As a piano teacher (he hated the term pedagogue), Robert Helps was nothing less than a guru. His understanding of the mental and physical workings involved in piano playing was legendary. The ”level“ of pianists who studied with him interested him very little. A technical problem from a cadenza in the Busoni Piano Concerto brought to him by a platform professional or rhythmic inaccuracies in Debussy’s Première Arabesque stuttered by a beginner would receive the same serious consideration from Helps. He had a nearly-miraculous (although for him, there were no secret formulae) ability to identify pianistic problems at their root.
Sometimes his solutions seems appallingly simplistic. ”You would try his suggestions, without really believing; then, as your body suddenly and nonchalantly avoided the error you were trapped in for months, you would feel like crying. Why does this work??? And why didn’t I think of it??“
Helps studied piano with influential educator Abby Whiteside in New York.
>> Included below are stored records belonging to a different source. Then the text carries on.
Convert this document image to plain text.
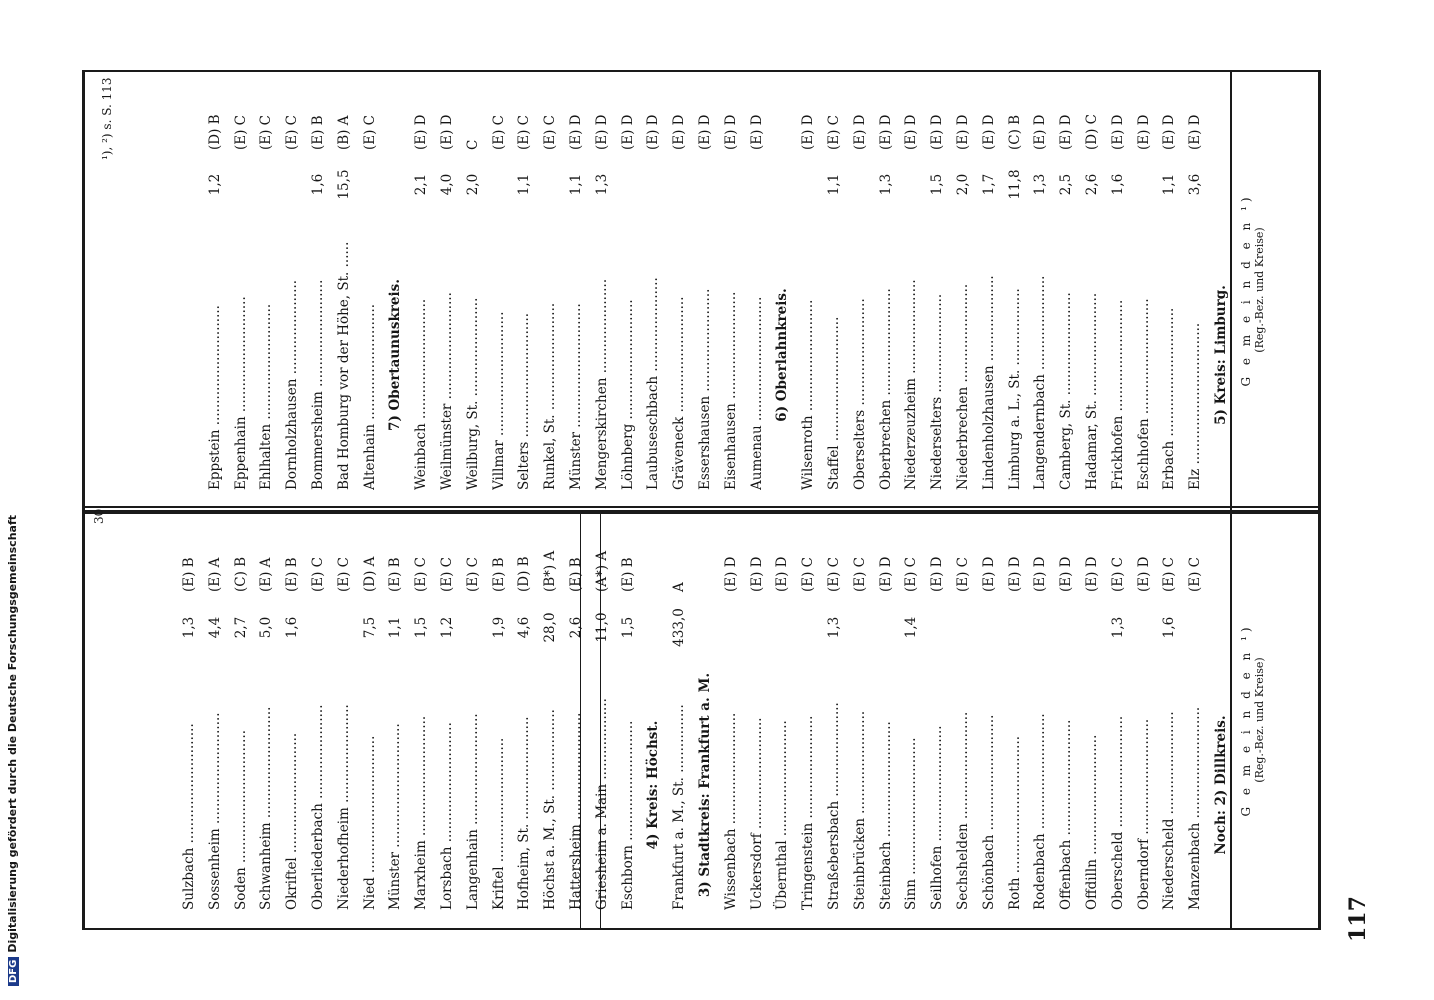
117
G e m e i n d e n ¹) (Reg.-Bez. und Kreise)
G e m e i n d e n ¹) (Reg.-Bez. und Kreise)
Noch: 2) Dillkreis.
Manzenbach ..........................
(E) C
Niederscheld ........................
1,6
(E) C
Oberndorf ...........................
(E) D
Oberscheld ..........................
1,3
(E) C
Offdilln ............................
(E) D
Offenbach ...........................
(E) D
Rodenbach ...........................
(E) D
Roth ................................
(E) D
Schönbach ...........................
(E) D
Sechshelden .........................
(E) C
Seilhofen ...........................
(E) D
Sinn ................................
1,4
(E) C
Steinbach ...........................
(E) D
Steinbrücken ........................
(E) C
Straßebersbach ......................
1,3
(E) C
Tringenstein ........................
(E) C
Übernthal ...........................
(E) D
Uckersdorf ..........................
(E) D
Wissenbach ..........................
(E) D
3) Stadtkreis: Frankfurt a. M.
Frankfurt a. M., St. ................
433,0
A
4) Kreis: Höchst.
Eschborn ............................
1,5
(E) B
Griesheim a. Main ...................
11,0
(A*) A
Hattersheim .........................
2,6
(E) B
Höchst a. M., St. ...................
28,0
(B*) A
Hofheim, St. ........................
4,6
(D) B
Kriftel .............................
1,9
(E) B
Langenhain ..........................
(E) C
Lorsbach ............................
1,2
(E) C
Marxheim ............................
1,5
(E) C
Münster .............................
1,1
(E) B
Nied ................................
7,5
(D) A
Niederhofheim .......................
(E) C
Oberliederbach ......................
(E) C
Okriftel ............................
1,6
(E) B
Schwanheim ..........................
5,0
(E) A
Soden ...............................
2,7
(C) B
Sossenheim ..........................
4,4
(E) A
Sulzbach ............................
1,3
(E) B
5) Kreis: Limburg.
Elz .................................
3,6
(E) D
Erbach ..............................
1,1
(E) D
Eschhofen ...........................
(E) D
Frickhofen ..........................
1,6
(E) D
Hadamar, St. ........................
2,6
(D) C
Camberg, St. ........................
2,5
(E) D
Langendernbach ......................
1,3
(E) D
Limburg a. L., St. ..................
11,8
(C) B
Lindenholzhausen ....................
1,7
(E) D
Niederbrechen .......................
2,0
(E) D
Niederselters .......................
1,5
(E) D
Niederzeuzheim ......................
(E) D
Oberbrechen .........................
1,3
(E) D
Oberselters .........................
(E) D
Staffel .............................
1,1
(E) C
Wilsenroth ..........................
(E) D
6) Oberlahnkreis.
Aumenau .............................
(E) D
Eisenhausen .........................
(E) D
Essershausen ........................
(E) D
Gräveneck ...........................
(E) D
Laubuseschbach ......................
(E) D
Löhnberg ............................
(E) D
Mengerskirchen ......................
1,3
(E) D
Münster .............................
1,1
(E) D
Runkel, St. .........................
(E) C
Selters .............................
1,1
(E) C
Villmar .............................
(E) C
Weilburg, St. .......................
2,0
C
Weilmünster .........................
4,0
(E) D
Weinbach ............................
2,1
(E) D
7) Obertaunuskreis.
Altenhain ...........................
(E) C
Bad Homburg vor der Höhe, St. ......
15,5
(B) A
Bommersheim .........................
1,6
(E) B
Dornholzhausen ......................
(E) C
Ehlhalten ...........................
(E) C
Eppenhain ...........................
(E) C
Eppstein ............................
1,2
(D) B
¹), ²) s. S. 113
30
DFGDigitalisierung gefördert durch die Deutsche Forschungsgemeinschaft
Her ideas about physical rhythm and large-muscular coordination were based of observations of the great virtuoso pianists of the late nineteenth and early twentieth century: Friedman, Cortot, Hoffman, Novaes, Myra Hess, Schnabel, Godowsky, Rachmaninoff, Horowitz, et al.
Helps vividly recounted the thrill of attending concerts by some of these masters with Whiteside. (His pianistic memory was infallible – he was able to describe a rubato choice, daring pedalling, or spicy voicing 60 years after hearing it!)